Alanna Mayham

(CN) — Four environmental and sporting groups lost an appeal to the Ninth Circuit on Monday following a failed federal challenge to the U.S. Forest Service’s plan to reroute once-public trails on Montana’s Crazy Mountains within the Custer Gallatin National Forest.

In 2018, the service approved a relocation project that relinquished public trails on Montana’s Crazy Mountains that intersected with private property. The Ibex project, opponents claimed, appeased landowners who had been obstructing public access to the trails for the last two decades with locked gates, barbed wire and signs indicating private property or “no forest service access.” Some even went as far as to remove, cover or destroy National Forest System signs and cover or obliterate trails, opposing groups claimed.

Friends of Crazy Mountains led three other organizations in suing the federal government over the trail relocation project in 2019. The groups — including the Montana Chapter Backcountry Hunters and Anglers, Enhancing Montana’s Wildlife and Habitat and Skyline Sportsmen’s Association — claimed the service approved the project without completing the analysis required by the National Environmental Policy Act, thus abandoning its responsibility to the public.

In 2022, however, U.S. District Judge Susan P. Waters sided with the service by explaining how the government never secured a “perfected easement interest in the trails” and that the landowners have long disputed the services’ access rights to trails on their properties. Waters also noted that the service’s 2009 environmental assessment sufficiently analyzed the projects’ environmental impacts — a finding the groups disputed when appealing the judge's order to the Ninth Circuit last October.
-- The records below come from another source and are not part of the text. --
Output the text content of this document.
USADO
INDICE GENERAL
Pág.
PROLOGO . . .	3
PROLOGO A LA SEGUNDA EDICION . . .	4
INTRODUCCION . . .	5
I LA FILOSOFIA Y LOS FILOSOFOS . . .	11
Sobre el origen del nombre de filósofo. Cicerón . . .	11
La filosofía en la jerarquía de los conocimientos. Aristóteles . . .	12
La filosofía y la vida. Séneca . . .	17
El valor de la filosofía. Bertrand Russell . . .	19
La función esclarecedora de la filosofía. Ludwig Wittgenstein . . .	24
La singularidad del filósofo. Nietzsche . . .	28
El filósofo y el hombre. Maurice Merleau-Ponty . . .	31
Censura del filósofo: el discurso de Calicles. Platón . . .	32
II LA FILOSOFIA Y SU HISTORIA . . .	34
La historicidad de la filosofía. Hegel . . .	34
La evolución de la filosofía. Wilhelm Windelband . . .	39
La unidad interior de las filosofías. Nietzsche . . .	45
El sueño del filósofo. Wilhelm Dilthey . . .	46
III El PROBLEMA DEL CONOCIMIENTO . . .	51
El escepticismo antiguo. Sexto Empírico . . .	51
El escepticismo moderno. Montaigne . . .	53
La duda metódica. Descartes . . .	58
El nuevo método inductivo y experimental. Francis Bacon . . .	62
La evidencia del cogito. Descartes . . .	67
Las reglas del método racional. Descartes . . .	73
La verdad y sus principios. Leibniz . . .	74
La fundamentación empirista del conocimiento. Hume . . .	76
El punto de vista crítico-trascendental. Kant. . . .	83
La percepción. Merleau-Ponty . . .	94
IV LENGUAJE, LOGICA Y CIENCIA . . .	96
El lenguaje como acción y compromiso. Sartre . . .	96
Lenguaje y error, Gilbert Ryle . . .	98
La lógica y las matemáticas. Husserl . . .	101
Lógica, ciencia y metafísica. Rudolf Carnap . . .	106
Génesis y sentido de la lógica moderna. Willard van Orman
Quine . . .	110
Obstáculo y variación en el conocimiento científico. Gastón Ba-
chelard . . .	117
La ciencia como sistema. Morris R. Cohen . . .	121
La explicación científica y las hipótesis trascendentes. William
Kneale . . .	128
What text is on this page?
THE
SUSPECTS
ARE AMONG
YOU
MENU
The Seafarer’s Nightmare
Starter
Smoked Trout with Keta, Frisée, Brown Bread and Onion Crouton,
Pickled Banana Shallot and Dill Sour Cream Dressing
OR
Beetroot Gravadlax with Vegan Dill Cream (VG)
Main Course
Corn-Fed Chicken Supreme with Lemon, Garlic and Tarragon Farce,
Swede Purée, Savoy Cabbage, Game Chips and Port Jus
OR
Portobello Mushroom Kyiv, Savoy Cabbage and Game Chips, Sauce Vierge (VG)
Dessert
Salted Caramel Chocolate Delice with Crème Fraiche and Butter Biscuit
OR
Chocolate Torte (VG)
During the appeal hearing in Portland, Oregon, the groups argued to a skeptical appellate panel that the service canceled the project’s public comment process under the false claim that it had already analyzed the project’s environmental impacts in a 2006 travel plan and related 2009 environmental assessment.

According to the groups’ attorney, Matt Bishop of the Western Environmental Law Center, the service never presented the Ibex project to the public until 2018, and its previous assessments only asserted that it was considering moving some portions of the trail to national forest lands — not that it was relinquishing all easement rights on existing trails.

On Monday, the same panel of judges released a brief unpublished opinion affirming Waters’ 2022 order.

“The district court did not err in finding that the 2018 trail rerouting project was included in earlier NEPA analyses,” wrote U.S. Circuit Judges Lucy H. Koh and Jennifer Sung — both appointed by President Joe Biden — and Senior U.S. Circuit Judge David A. Ezra, a Ronald Reagan appointee sitting by designation from the District Court of Hawaii.

The panel also ruled that the opposing groups failed to exhaust their administrative remedies because they incorrectly concluded that the services’ 2006 and 2009 assessments lacked plans to relocate public trails.

“The agency made clear as it prepared the 2009 EA that the trail at issue would be rerouted, and approximated where the new trail would go,” the judges wrote. “And in fact, at least a handful of individuals commenting on the 2009 EA raised specific questions about the trail reroute that would become the Ibex project. Because plaintiffs have failed to exhaust their administrative remedies, we do not consider the adequacy of the 2006 EIS or the 2009 EA any further.”

Representatives for Friends of the Crazy Mountains and the Custer Gallatin National Forest did not immediately respond to a request for comment.